53 À la suite de son départ du ministère de la Culture populaire en octobre 1939, Dino Alfieri est nommé ambassadeur près le Saint-Siège.
54 Député fasciste depuis 1921, Francesco Giunta est sous-secrétaire d’État à la présidence du Conseil du 21 décembre 1927 au 20 juillet 1932.
55 « Vos considérations au sujet des rapports entre démocratie et fascisme et sur la nécessité d’un équilibre européen nécessiteraient un long discours qu’il n’a pas lieu de faire ici. » Dans I documenti diplomatici italiani, nona serie (1939-1943), vol.
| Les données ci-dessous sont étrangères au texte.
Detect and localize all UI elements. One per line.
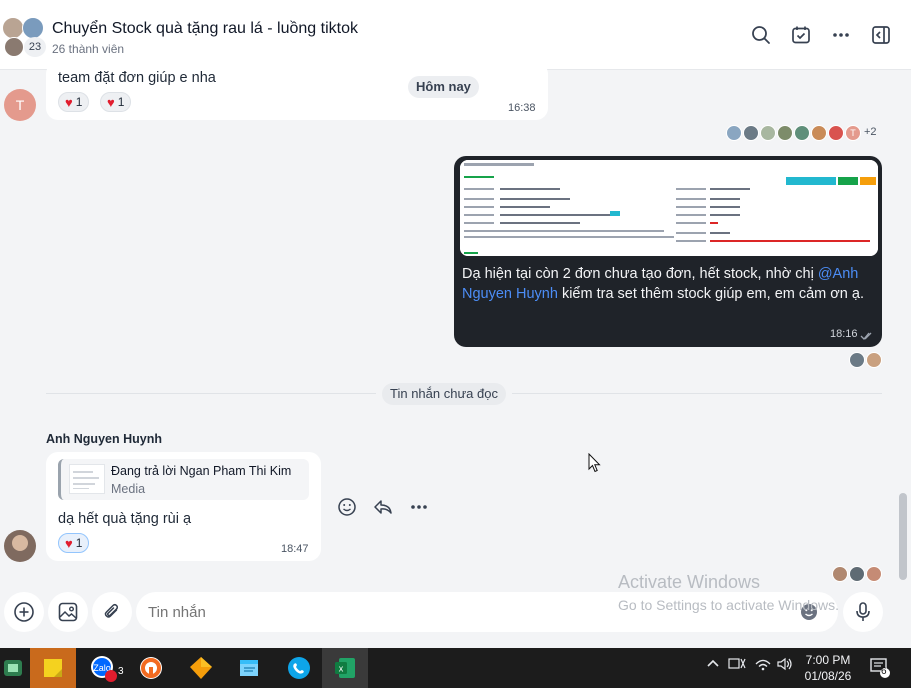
action-center-count: 6	[881, 666, 887, 677]
reply-subtitle: Media	[111, 482, 146, 496]
avatar	[777, 125, 793, 141]
unread-divider-label: Tin nhắn chưa đọc	[382, 383, 506, 405]
chat-header: 23 Chuyển Stock quà tặng rau lá - luồng …	[0, 0, 911, 70]
avatar	[832, 566, 848, 582]
avatar[interactable]	[4, 530, 36, 562]
avatar	[849, 352, 865, 368]
sticky-notes-icon[interactable]	[30, 648, 76, 688]
avatar	[726, 125, 742, 141]
message-text: dạ hết quà tặng rùi ạ	[58, 511, 192, 527]
reaction-count: 1	[75, 95, 83, 109]
reaction-count: 1	[117, 95, 125, 109]
clock-date: 01/08/26	[804, 669, 852, 683]
heart-icon: ♥	[65, 94, 73, 110]
add-button[interactable]	[4, 592, 44, 632]
action-center-icon[interactable]: 6	[868, 656, 890, 681]
more-actions-button[interactable]	[406, 494, 432, 520]
reply-button[interactable]	[370, 494, 396, 520]
reaction-pill[interactable]: ♥ 1	[58, 533, 90, 553]
wifi-icon[interactable]	[754, 657, 772, 674]
avatar: T	[845, 125, 861, 141]
message-text-part: Dạ hiện tại còn 2 đơn chưa tạo đơn, hết …	[462, 266, 818, 282]
notification-badge: 3	[118, 666, 124, 677]
media-thumbnail	[69, 464, 105, 494]
avatar	[794, 125, 810, 141]
clock-time: 7:00 PM	[805, 653, 851, 667]
seen-more-count: +2	[864, 126, 877, 138]
reaction-pill[interactable]: ♥ 1	[58, 92, 90, 112]
chat-title[interactable]: Chuyển Stock quà tặng rau lá - luồng tik…	[52, 20, 358, 38]
activation-watermark-subtitle: Go to Settings to activate Windows.	[618, 597, 839, 613]
excel-icon[interactable]: x	[322, 648, 368, 688]
mouse-cursor-icon	[588, 452, 602, 478]
language-icon[interactable]	[728, 657, 746, 674]
microphone-button[interactable]	[843, 592, 883, 632]
scrollbar[interactable]	[899, 493, 907, 580]
system-clock[interactable]: 7:00 PM 01/08/26	[800, 652, 856, 684]
sidebar-toggle-icon[interactable]	[868, 22, 894, 48]
volume-icon[interactable]	[776, 657, 794, 674]
more-options-icon[interactable]	[828, 22, 854, 48]
taskbar-app-icon[interactable]	[0, 648, 26, 688]
avatar	[743, 125, 759, 141]
seen-avatars[interactable]	[849, 352, 883, 368]
chevron-up-icon[interactable]	[706, 657, 720, 674]
sender-name[interactable]: Anh Nguyen Huynh	[46, 432, 162, 446]
reaction-pill[interactable]: ♥ 1	[100, 92, 132, 112]
message-time: 18:47	[281, 543, 309, 555]
member-count[interactable]: 26 thành viên	[52, 42, 124, 56]
divider	[46, 393, 376, 394]
member-avatar	[2, 17, 24, 39]
message-time: 16:38	[508, 102, 536, 114]
notepad-icon[interactable]	[226, 648, 272, 688]
double-check-icon	[860, 328, 874, 346]
activation-watermark-title: Activate Windows	[618, 572, 761, 592]
date-chip: Hôm nay	[408, 76, 479, 98]
seen-avatars[interactable]: T +2	[726, 125, 886, 141]
attach-button[interactable]	[92, 592, 132, 632]
calendar-check-icon[interactable]	[788, 22, 814, 48]
member-avatar	[22, 17, 44, 39]
message-text: team đặt đơn giúp e nha	[58, 70, 216, 86]
seen-avatars[interactable]	[832, 566, 884, 582]
avatar	[866, 566, 882, 582]
attached-screenshot[interactable]	[460, 160, 878, 256]
message-text: Dạ hiện tại còn 2 đơn chưa tạo đơn, hết …	[462, 264, 874, 304]
group-avatar[interactable]: 23	[2, 15, 46, 57]
reaction-count: 1	[75, 536, 83, 550]
browser-icon[interactable]	[128, 648, 174, 688]
avatar[interactable]: T	[4, 89, 36, 121]
skype-icon[interactable]	[276, 648, 322, 688]
svg-text:x: x	[339, 664, 344, 674]
reply-quote[interactable]: Đang trả lời Ngan Pham Thi Kim Media	[58, 459, 309, 500]
avatar-count: 23	[24, 37, 46, 57]
avatar	[811, 125, 827, 141]
divider	[512, 393, 882, 394]
avatar	[866, 352, 882, 368]
member-avatar	[4, 37, 24, 57]
image-button[interactable]	[48, 592, 88, 632]
heart-icon: ♥	[65, 535, 73, 551]
heart-icon: ♥	[107, 94, 115, 110]
message-text-part: kiểm tra set thêm stock giúp em, em cảm …	[557, 286, 864, 302]
react-button[interactable]	[334, 494, 360, 520]
search-icon[interactable]	[748, 22, 774, 48]
avatar	[828, 125, 844, 141]
avatar	[760, 125, 776, 141]
message-time: 18:16	[830, 328, 858, 340]
zalo-icon[interactable]: Zalo 3	[80, 648, 126, 688]
app-icon[interactable]	[178, 648, 224, 688]
avatar	[849, 566, 865, 582]
reply-title: Đang trả lời Ngan Pham Thi Kim	[111, 464, 292, 478]
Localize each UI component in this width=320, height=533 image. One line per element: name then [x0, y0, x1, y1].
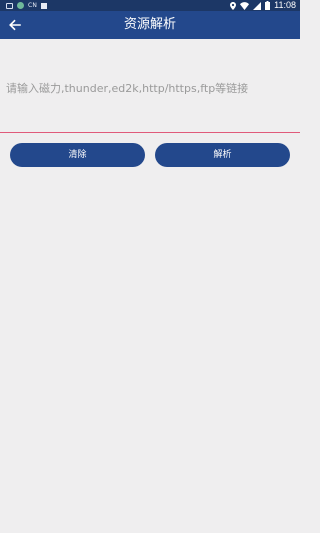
clear-button[interactable]: 清除: [10, 143, 145, 167]
parse-button[interactable]: 解析: [155, 143, 290, 167]
status-system-icons: 11:08: [230, 0, 296, 11]
location-icon: [230, 1, 237, 10]
link-input[interactable]: [0, 40, 300, 132]
app-notification-icon: [17, 2, 24, 9]
signal-icon: [253, 1, 262, 10]
status-time: 11:08: [274, 0, 296, 10]
app-bar: 资源解析: [0, 11, 300, 39]
link-input-container: [0, 40, 300, 133]
battery-icon: [265, 1, 271, 10]
page-title: 资源解析: [123, 17, 176, 32]
status-bar: CN 11:08: [0, 0, 300, 11]
notification-text: CN: [28, 2, 38, 9]
wifi-icon: [240, 1, 250, 10]
app-square-notification-icon: [41, 2, 48, 9]
status-notifications: CN: [6, 0, 48, 11]
messages-notification-icon: [6, 2, 13, 9]
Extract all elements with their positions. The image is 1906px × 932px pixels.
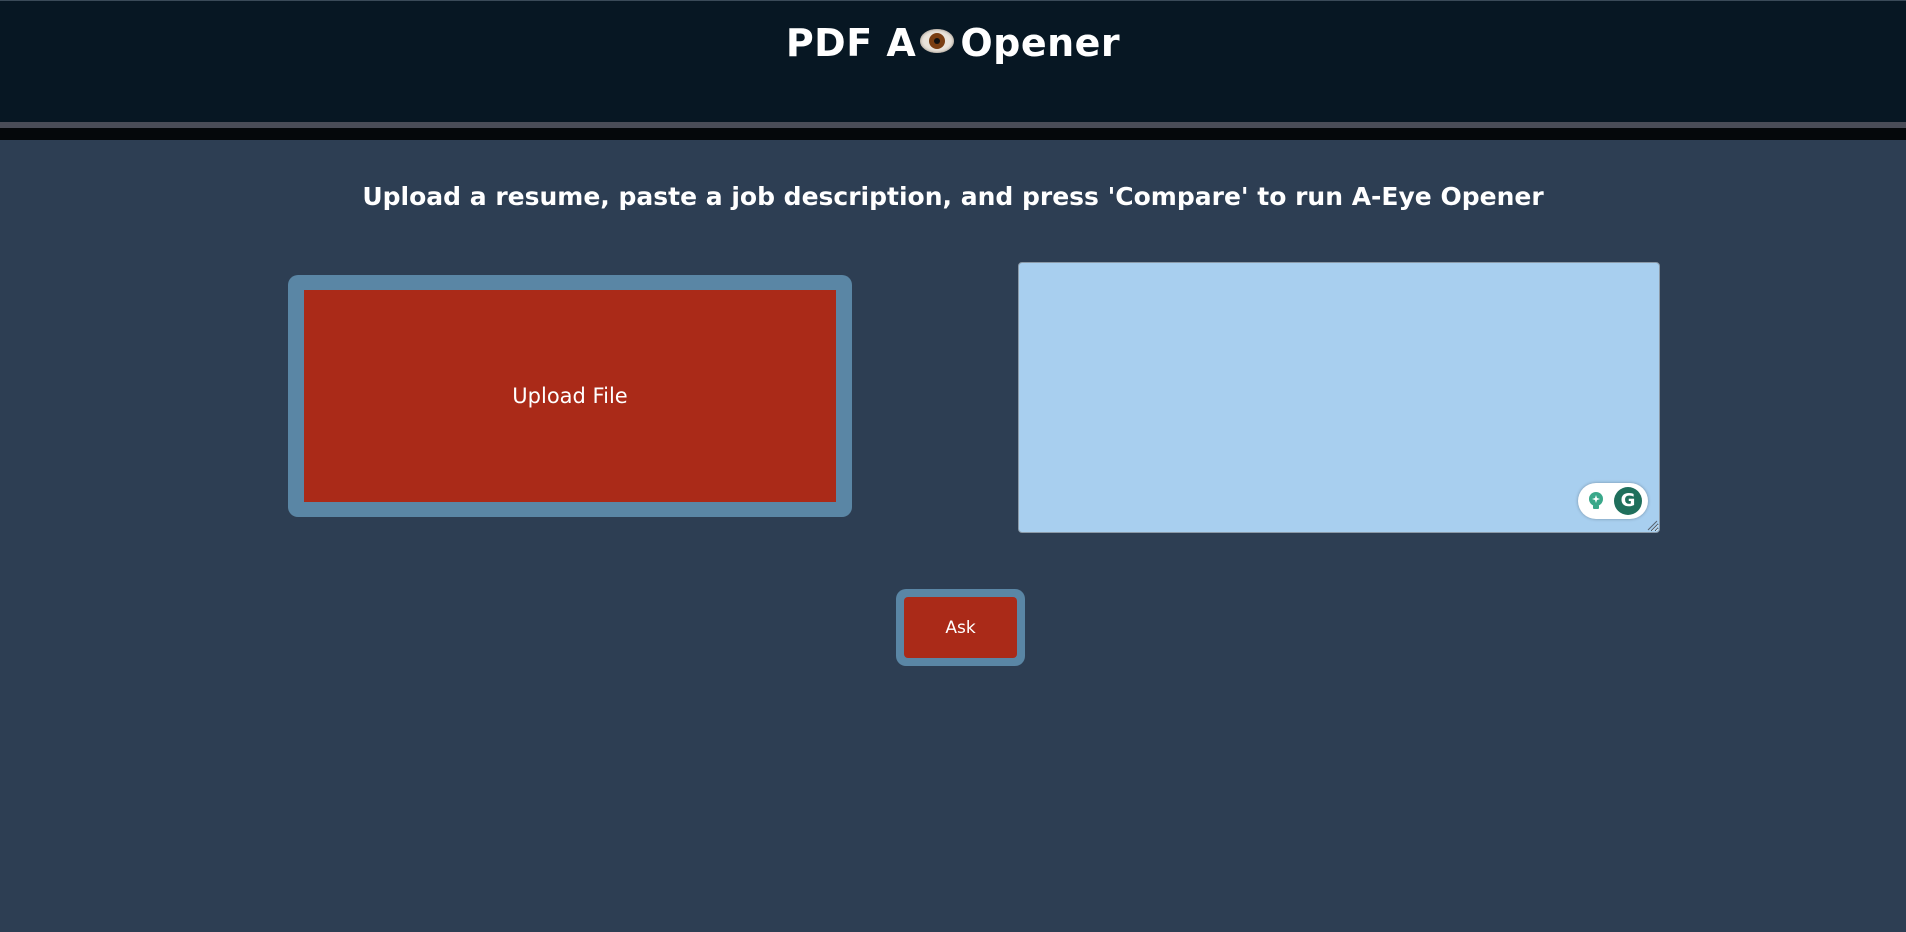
title-text-start: PDF A (785, 21, 917, 65)
grammarly-widget[interactable]: G (1578, 483, 1648, 519)
ask-button[interactable]: Ask (904, 597, 1017, 658)
grammarly-g-icon[interactable]: G (1614, 487, 1642, 515)
app-header: PDF A Opener (0, 0, 1906, 122)
eye-icon (920, 28, 955, 53)
ask-frame: Ask (896, 589, 1025, 666)
page-title: PDF A Opener (0, 21, 1906, 65)
upload-file-button[interactable]: Upload File (304, 290, 836, 502)
upload-frame: Upload File (288, 275, 852, 517)
instructions-text: Upload a resume, paste a job description… (362, 182, 1544, 211)
header-divider-dark (0, 128, 1906, 140)
lightbulb-icon[interactable] (1586, 491, 1606, 511)
job-description-textarea[interactable] (1018, 262, 1660, 533)
title-text-end: Opener (960, 21, 1121, 65)
resize-handle-icon[interactable] (1647, 520, 1658, 531)
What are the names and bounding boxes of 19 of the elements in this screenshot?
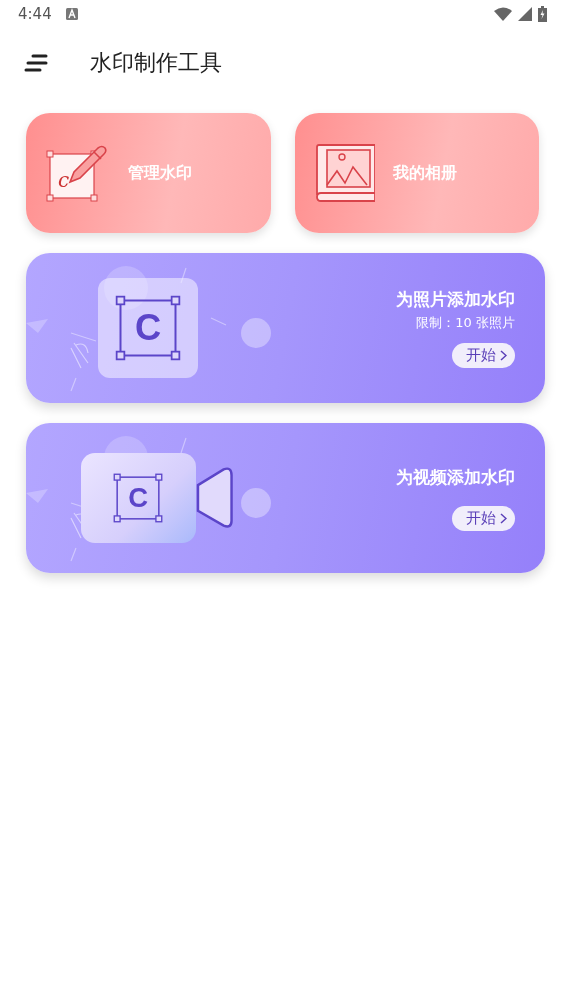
photo-frame-icon: C xyxy=(98,278,198,378)
manage-watermark-card[interactable]: c 管理水印 xyxy=(26,113,271,233)
menu-icon[interactable] xyxy=(24,54,48,72)
banner-title: 为视频添加水印 xyxy=(396,465,515,489)
wifi-icon xyxy=(494,7,512,21)
signal-icon xyxy=(518,7,532,21)
app-title: 水印制作工具 xyxy=(90,49,222,77)
status-time: 4:44 xyxy=(18,5,52,23)
banner-title: 为照片添加水印 xyxy=(396,288,515,311)
photo-album-icon xyxy=(314,143,375,203)
chevron-right-icon xyxy=(500,512,507,524)
start-button[interactable]: 开始 xyxy=(452,343,515,368)
banner-subtitle: 限制：10 张照片 xyxy=(416,314,515,332)
video-watermark-banner[interactable]: C 为视频添加水印 开始 xyxy=(26,423,545,573)
battery-icon xyxy=(538,6,547,22)
chevron-right-icon xyxy=(500,350,507,361)
photo-watermark-banner[interactable]: C 为照片添加水印 限制：10 张照片 开始 xyxy=(26,253,545,403)
start-button[interactable]: 开始 xyxy=(452,505,515,531)
notification-icon xyxy=(65,8,78,20)
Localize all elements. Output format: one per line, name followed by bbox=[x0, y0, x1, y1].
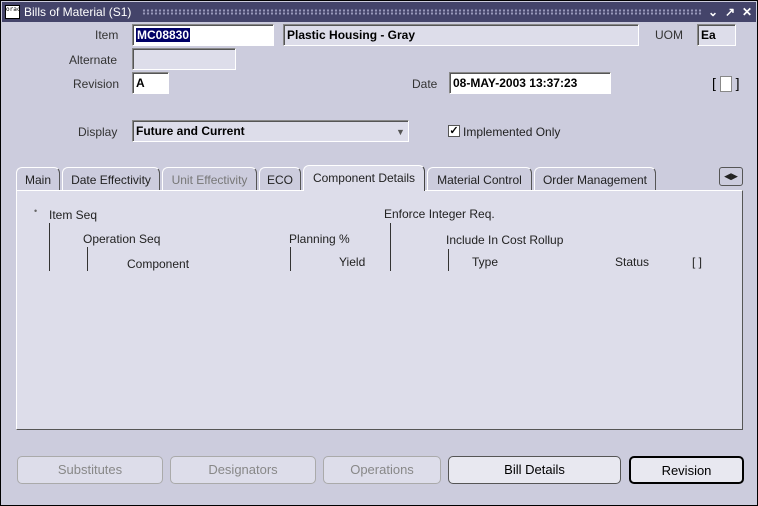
header-component: Component bbox=[127, 257, 190, 271]
date-field[interactable]: 08-MAY-2003 13:37:23 bbox=[449, 72, 611, 94]
header-enforce-integer: Enforce Integer Req. bbox=[384, 207, 495, 221]
header-connector bbox=[290, 247, 291, 271]
window-title: Bills of Material (S1) bbox=[24, 5, 132, 19]
header-include-cost-rollup: Include In Cost Rollup bbox=[446, 233, 564, 247]
bullet-icon: • bbox=[34, 206, 38, 216]
display-select[interactable]: Future and Current bbox=[132, 120, 409, 142]
header-connector bbox=[87, 247, 88, 271]
display-value: Future and Current bbox=[136, 124, 245, 138]
header-item-seq: Item Seq bbox=[49, 208, 98, 222]
header-connector bbox=[448, 249, 449, 271]
header-connector bbox=[390, 223, 391, 271]
tab-order-management[interactable]: Order Management bbox=[534, 167, 656, 190]
header-planning-pct: Planning % bbox=[289, 232, 350, 246]
title-bar-grip bbox=[142, 9, 702, 15]
close-icon[interactable]: ✕ bbox=[740, 4, 754, 20]
revision-label: Revision bbox=[73, 77, 120, 91]
alternate-field[interactable] bbox=[132, 48, 236, 70]
tab-material-control[interactable]: Material Control bbox=[427, 167, 532, 190]
display-label: Display bbox=[78, 125, 118, 139]
date-label: Date bbox=[412, 77, 438, 91]
tab-scroll-arrows-icon[interactable]: ◀▶ bbox=[719, 167, 743, 186]
item-description-field[interactable]: Plastic Housing - Gray bbox=[283, 24, 639, 46]
component-details-panel: • Item Seq Operation Seq Component Plann… bbox=[16, 190, 743, 430]
item-field[interactable]: MC08830 bbox=[132, 24, 274, 46]
tab-date-effectivity[interactable]: Date Effectivity bbox=[62, 167, 160, 190]
maximize-icon[interactable]: ↗ bbox=[723, 4, 737, 20]
minimize-icon[interactable]: ⌄ bbox=[706, 4, 720, 20]
operations-button[interactable]: Operations bbox=[323, 456, 441, 484]
tab-unit-effectivity[interactable]: Unit Effectivity bbox=[162, 167, 257, 190]
tab-main[interactable]: Main bbox=[16, 167, 60, 190]
item-value: MC08830 bbox=[136, 28, 191, 42]
revision-button[interactable]: Revision bbox=[629, 456, 744, 484]
uom-label: UOM bbox=[655, 28, 683, 42]
attachment-field[interactable] bbox=[719, 76, 732, 93]
header-connector bbox=[49, 223, 50, 271]
title-bar[interactable]: oracle Bills of Material (S1) ⌄ ↗ ✕ bbox=[2, 2, 756, 22]
designators-button[interactable]: Designators bbox=[170, 456, 316, 484]
oracle-app-icon: oracle bbox=[5, 5, 20, 19]
header-folder[interactable]: [ ] bbox=[692, 255, 702, 269]
tab-eco[interactable]: ECO bbox=[259, 167, 301, 190]
tab-component-details[interactable]: Component Details bbox=[303, 165, 425, 191]
chevron-down-icon[interactable]: ▼ bbox=[396, 127, 405, 137]
substitutes-button[interactable]: Substitutes bbox=[17, 456, 163, 484]
implemented-only-label: Implemented Only bbox=[463, 125, 561, 139]
bill-details-button[interactable]: Bill Details bbox=[448, 456, 621, 484]
revision-field[interactable]: A bbox=[132, 72, 169, 94]
header-operation-seq: Operation Seq bbox=[83, 232, 161, 246]
bom-window: oracle Bills of Material (S1) ⌄ ↗ ✕ Item… bbox=[0, 0, 758, 506]
item-label: Item bbox=[95, 28, 119, 42]
alternate-label: Alternate bbox=[69, 53, 118, 67]
implemented-only-checkbox[interactable]: ✓ bbox=[448, 125, 460, 137]
attachment-brackets[interactable]: [ ] bbox=[712, 75, 740, 93]
header-type: Type bbox=[472, 255, 499, 269]
header-yield: Yield bbox=[339, 255, 366, 269]
header-status: Status bbox=[615, 255, 650, 269]
uom-field[interactable]: Ea bbox=[697, 24, 736, 46]
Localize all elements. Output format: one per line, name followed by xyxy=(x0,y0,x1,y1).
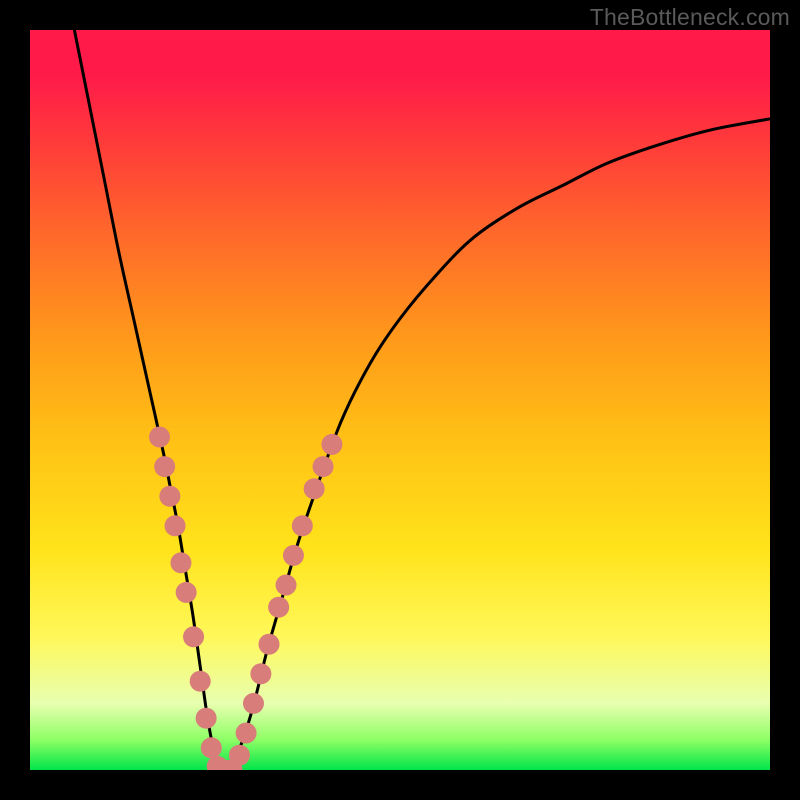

IV (9 aprile – 10 giugno 1940), op. cit., doc. no 219, p. 184.
56 L’effort militaire franco-britannique, confirmé par le Conseil suprême interallié du 26 avril à Londres, se concentre autour de Narvik où les forces allemandes sont sérieusement accrochées.
57 Attolico fait sa visite de congé à Hitler le 9 mai.
58 Comme dans les lettres précédentes, Hitler détaille les succès allemands en Norvège. Dans Les Archives secrètes de la Wilhelmstrasse. IX : Les années de guerre. Livre I (18 mars – 10 mai 1940), op. cit., doc. no 167, p. 286-288.
59 Dans I documenti diplomatici italiani, nona serie (1939-1943), vol. IV (9 aprile – 10 giugno 1940), op. cit., doc. no 232, p. 195. Si, dans sa lettre, le pape Pie XII demande instamment à Mussolini de ne pas étendre la guerre et d’épargner l’Italie, le Duce ne laisse que peu d’espoir au souverain pontife : « Je comprends, Très Saint Père, Votre désir qu’il soit donné à l’Italie d’éviter la guerre. C’est ce qui est arrivé jusqu’à aujourd’hui mais je ne puis en aucune manière garantir que cela durera jusqu’à la fin. Il faut aussi tenir compte de la volonté et des intentions des tiers. » Dans Blet Pierre, Pie XII et la Seconde Guerre mondiale, d’après les archives du Vatican, Perrin, Paris, 1997, p. 51.
60 Journal de la SFIO, Section française de l’Internationale ouvrière.
61 Otto von Bismarck est conseiller d’ambassade à Rome. Il est le petit-fils du chancelier.